Bird played a little fact-finding prank one day (and was surprised that it began to work) but was foiled by circumstance. The prank Bird pulled was voice imitation. Bird’s been talked at by Gee-Ma Agnes for so many hours of her life that she knows exactly how Gee-Ma Agnes sounds. Not just her accent, the crystal-clear elocution wrapped around the raw Mississippi molasses, but also the way she breathes between some words and mashes others together and stresses half of a word and lets the other half slip away. When Gee-Ma Agnes says “I do declare!” it has an entirely different effect than when Grammy Olivia says it. It was Grammy Olivia whom Bird fooled that afternoon; Bird was in Gee-Ma Agnes’s bedroom and Grammy Olivia was busy folding clothes next door. Phoebe the maid had just brought the week’s wash back from the laundromat. “Agnes, come get your good pajamas and this bed jacket before I steal them,” Grammy Olivia called out, and Bird realized Grammy Olivia had forgotten that Gee-Ma Agnes had gone to hear an afternoon lecture on mystic poetry that Kazim Bey was giving in the church hall. Grammy Olivia considered Kazim Bey to be of questionable character because he inked comics for Marvel and any day now there’d be scientific proof that superhero comics and 3-D movie theater glasses were leading causes of insanity. Also Mr. Bey was from a Nation of Islam family and all Grammy Olivia knew about the Nation of Islam was that they wore black suits all the time and they were “too polite . . . like undertakers, or Englishmen.”
“Agnes,” Grammy Olivia said. “Agnes!” Then she remembered Gee-Ma Agnes had left half an hour before and muttered to herself that if the maid had heard, she was going to start thinking she could slack off whenever she pleased.
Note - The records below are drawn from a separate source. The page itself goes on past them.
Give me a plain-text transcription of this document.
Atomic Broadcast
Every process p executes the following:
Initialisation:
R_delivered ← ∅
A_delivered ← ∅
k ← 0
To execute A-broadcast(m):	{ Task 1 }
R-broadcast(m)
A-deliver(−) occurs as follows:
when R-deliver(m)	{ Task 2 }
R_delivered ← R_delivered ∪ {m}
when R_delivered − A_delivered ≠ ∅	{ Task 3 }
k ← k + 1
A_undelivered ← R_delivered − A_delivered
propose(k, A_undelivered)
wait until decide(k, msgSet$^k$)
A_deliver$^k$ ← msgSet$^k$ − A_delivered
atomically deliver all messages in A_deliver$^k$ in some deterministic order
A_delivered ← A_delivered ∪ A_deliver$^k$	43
Up until that moment Bird had been reading a copy of Gee-Ma Agnes’s Last Will and Testament. Gee-Ma had given her permission—well, she’d said it didn’t matter whether Bird read it or not because she didn’t suppose Bird would be able to understand much of it. Bird understood enough. She understood that Gee-Ma was leaving all her earthly possessions, stocks and bonds and whatnot, to Snow Whitman. One exception was a houseboat currently moored in a residential harbor in Biloxi, Mississippi, and another was a lapis lazuli anklet “fit for a harem girl,” both of which Gee-Ma was leaving to Bird so she could have the wild times Gee-Ma never got around to having. Bird found the thought of dancing around a houseboat with a precious anklet on pretty satisfactory, but was ready to swap the houseboat and anklet in exchange for Gee-Ma having the wild times herself and just keeping on living. Gee-Ma reckons death isn’t anything to run toward, but it certainly isn’t anything to run from, either. She reckons it must be just like sleeping, and sleeping is something she’s always looked forward to at the end of a long day. Both Gee-Ma Agnes and Grammy Olivia have their funerals and coffins and burial plots all paid for, only Grammy Olivia also has a guest list for her funeral and strict instructions that anybody who isn’t on the list can’t come in. This makes Bird’s dad laugh and sigh at the same time and intrigues Bird, because it suggests Grammy Olivia is worried about unsavory characters from her past showing up to damage her reputation. There must be something about having your hands on someone’s signed and dated Last Will and Testament that gives you the nerve to impersonate her. Bird decided to try one tiny little sentence that she could laugh off if Grammy Olivia wasn’t fooled: “No, I’m here, Livia . . . I’m here.”